The SOX10-ACAT2-Cholesterol Synthesis Axis Is Required for Melanoma Proliferation.

Research on cholesterol and its metabolic pathways has catalyzed the development of anticancer drugs targeting cholesterol synthesis. However, the cholesterol metabolic state in melanoma remains poorly characterized. In this study, we found that total cholesterol levels and the expression of acetyl-CoA acetyltransferase 2 (ACAT2), a key cholesterogenic enzyme, were significantly elevated in melanoma cells.

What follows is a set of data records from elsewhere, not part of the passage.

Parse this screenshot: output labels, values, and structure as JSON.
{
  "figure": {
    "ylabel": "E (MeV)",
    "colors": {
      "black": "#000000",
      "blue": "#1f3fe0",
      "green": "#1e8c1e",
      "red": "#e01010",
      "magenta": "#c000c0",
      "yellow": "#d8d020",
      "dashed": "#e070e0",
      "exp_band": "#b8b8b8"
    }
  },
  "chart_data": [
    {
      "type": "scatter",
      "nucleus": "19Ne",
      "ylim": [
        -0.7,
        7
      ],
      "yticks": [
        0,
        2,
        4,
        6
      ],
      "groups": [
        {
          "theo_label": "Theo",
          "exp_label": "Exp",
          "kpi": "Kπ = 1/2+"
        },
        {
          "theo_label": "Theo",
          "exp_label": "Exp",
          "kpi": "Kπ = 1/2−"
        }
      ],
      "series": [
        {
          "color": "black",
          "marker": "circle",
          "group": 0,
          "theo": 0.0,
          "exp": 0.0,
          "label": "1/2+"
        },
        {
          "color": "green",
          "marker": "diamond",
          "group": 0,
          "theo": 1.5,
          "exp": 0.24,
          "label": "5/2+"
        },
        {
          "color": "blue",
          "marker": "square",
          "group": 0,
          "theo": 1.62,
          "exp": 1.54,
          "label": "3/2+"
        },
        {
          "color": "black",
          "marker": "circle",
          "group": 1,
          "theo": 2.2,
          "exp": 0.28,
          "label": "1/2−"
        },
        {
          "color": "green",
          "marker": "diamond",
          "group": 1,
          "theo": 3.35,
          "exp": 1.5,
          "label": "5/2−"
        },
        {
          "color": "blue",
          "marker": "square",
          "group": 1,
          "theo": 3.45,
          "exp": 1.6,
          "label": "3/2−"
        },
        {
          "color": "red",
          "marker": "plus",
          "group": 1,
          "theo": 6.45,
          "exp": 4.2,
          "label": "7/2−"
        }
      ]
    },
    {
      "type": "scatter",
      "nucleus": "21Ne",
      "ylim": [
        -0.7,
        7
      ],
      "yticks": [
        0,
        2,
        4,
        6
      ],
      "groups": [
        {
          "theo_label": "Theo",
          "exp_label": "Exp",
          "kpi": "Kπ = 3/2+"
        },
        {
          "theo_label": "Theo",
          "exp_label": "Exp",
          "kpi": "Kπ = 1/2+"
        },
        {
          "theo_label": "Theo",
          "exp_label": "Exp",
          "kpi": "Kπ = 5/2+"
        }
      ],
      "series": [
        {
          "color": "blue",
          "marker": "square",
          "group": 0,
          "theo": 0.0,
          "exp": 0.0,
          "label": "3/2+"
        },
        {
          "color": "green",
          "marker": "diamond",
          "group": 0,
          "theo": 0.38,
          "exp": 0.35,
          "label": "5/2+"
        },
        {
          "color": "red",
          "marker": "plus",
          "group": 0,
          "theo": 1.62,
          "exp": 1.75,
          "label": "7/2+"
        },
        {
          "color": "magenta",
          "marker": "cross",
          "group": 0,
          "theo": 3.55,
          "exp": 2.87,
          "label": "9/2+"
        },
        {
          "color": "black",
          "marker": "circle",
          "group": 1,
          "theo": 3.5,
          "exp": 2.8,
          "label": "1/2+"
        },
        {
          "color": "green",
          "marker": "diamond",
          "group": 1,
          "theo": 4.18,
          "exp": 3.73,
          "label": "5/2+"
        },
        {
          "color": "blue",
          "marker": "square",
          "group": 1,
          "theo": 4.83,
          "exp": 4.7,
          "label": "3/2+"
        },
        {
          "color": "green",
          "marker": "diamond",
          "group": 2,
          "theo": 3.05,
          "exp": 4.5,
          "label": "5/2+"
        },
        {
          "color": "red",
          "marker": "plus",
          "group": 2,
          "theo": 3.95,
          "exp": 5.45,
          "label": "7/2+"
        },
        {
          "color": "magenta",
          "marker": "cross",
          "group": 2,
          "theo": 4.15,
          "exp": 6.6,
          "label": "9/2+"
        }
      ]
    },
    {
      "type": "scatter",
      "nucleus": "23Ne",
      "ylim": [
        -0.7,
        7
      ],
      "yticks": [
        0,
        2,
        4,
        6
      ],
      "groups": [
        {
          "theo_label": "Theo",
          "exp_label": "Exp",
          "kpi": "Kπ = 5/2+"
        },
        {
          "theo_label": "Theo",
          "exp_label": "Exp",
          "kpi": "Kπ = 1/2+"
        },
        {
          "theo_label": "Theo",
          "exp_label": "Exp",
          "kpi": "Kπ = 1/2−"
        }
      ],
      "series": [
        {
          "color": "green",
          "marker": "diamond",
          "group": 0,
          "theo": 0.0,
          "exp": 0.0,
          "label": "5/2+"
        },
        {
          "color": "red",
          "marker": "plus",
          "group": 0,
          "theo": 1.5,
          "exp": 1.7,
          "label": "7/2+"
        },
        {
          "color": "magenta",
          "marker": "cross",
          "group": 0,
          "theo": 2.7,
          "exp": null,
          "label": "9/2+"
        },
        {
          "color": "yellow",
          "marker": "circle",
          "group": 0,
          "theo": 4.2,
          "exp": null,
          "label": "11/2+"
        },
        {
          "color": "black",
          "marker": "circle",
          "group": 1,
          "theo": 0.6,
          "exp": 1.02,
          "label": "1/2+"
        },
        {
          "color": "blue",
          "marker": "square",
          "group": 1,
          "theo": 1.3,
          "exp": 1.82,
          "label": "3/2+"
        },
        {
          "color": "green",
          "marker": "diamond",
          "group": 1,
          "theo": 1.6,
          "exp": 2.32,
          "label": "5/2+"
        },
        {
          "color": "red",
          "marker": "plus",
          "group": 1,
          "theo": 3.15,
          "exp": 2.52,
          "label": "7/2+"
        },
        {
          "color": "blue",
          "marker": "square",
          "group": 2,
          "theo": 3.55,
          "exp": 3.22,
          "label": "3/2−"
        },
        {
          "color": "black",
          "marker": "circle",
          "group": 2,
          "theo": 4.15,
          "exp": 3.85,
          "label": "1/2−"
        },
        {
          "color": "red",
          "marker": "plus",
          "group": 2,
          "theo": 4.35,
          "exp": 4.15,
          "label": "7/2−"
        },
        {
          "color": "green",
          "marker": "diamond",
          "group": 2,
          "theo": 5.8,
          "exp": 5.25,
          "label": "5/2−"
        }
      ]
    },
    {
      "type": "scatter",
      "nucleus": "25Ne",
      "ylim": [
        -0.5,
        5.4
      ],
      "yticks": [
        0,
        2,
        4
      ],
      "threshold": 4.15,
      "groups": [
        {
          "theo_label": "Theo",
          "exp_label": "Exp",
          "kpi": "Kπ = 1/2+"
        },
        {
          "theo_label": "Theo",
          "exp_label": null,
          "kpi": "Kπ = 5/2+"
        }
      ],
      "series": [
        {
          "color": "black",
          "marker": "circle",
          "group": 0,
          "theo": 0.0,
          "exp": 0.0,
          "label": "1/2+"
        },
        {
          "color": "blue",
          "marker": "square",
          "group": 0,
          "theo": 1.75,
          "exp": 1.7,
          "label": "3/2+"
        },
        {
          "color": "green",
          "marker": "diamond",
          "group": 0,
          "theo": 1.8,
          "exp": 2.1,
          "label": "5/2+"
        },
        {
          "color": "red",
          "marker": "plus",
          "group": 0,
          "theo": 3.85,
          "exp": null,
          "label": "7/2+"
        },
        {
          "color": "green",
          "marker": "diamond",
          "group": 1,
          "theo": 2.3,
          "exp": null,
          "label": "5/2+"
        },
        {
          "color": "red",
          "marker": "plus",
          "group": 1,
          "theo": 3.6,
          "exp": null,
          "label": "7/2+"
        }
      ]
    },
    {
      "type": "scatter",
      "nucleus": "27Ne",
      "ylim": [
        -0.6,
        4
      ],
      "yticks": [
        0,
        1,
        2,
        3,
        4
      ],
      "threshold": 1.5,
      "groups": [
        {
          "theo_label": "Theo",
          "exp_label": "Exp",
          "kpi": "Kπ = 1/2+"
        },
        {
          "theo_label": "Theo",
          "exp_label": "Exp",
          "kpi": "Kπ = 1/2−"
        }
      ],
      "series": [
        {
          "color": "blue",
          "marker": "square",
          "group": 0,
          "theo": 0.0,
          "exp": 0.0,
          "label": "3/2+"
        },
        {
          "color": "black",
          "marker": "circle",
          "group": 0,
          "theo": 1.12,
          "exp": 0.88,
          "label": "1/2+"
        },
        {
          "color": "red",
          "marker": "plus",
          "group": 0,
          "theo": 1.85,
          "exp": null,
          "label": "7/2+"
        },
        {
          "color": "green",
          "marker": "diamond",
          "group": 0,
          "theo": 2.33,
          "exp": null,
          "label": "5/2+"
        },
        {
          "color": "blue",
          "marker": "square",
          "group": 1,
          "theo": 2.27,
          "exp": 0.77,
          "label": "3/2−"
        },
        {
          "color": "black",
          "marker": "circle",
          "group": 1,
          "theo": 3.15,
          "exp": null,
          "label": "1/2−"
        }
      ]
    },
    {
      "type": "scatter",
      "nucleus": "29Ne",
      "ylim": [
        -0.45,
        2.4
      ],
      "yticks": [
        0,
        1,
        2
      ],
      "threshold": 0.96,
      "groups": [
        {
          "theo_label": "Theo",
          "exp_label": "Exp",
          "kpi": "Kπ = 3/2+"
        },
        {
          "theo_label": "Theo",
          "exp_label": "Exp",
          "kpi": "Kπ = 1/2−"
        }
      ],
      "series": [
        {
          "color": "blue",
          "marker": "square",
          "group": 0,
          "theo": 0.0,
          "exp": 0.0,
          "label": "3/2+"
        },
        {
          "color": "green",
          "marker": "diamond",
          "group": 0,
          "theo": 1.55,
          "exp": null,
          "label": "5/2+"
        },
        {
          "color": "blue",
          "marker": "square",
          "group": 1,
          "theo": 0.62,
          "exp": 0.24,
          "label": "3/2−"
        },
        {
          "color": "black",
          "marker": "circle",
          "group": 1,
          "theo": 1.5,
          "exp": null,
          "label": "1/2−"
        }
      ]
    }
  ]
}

ACAT2-mediated de novo cholesterol synthesis promoted melanoma growth both in vitro and in vivo. Furthermore, we identified that the transcription factor SOX10, which is critical for melanocyte development, was specifically highly expressed in melanoma and directly upregulated ACAT2 expression, thereby promoting cholesterol synthesis and tumor proliferation. Mechanistically, SOX10 transcriptionally activated ACAT2 expression by interacting with TAF15. This SOX10-TAF15 complex subsequently enhanced ACAT2 protein levels, stimulated cholesterol synthesis, suppressed apoptosis, and ultimately drove melanoma proliferation. Our findings reveal that the SOX10-TAF15-ACAT2 axis is a key regulator of cholesterol synthesis and melanoma proliferation, presenting a promising therapeutic target.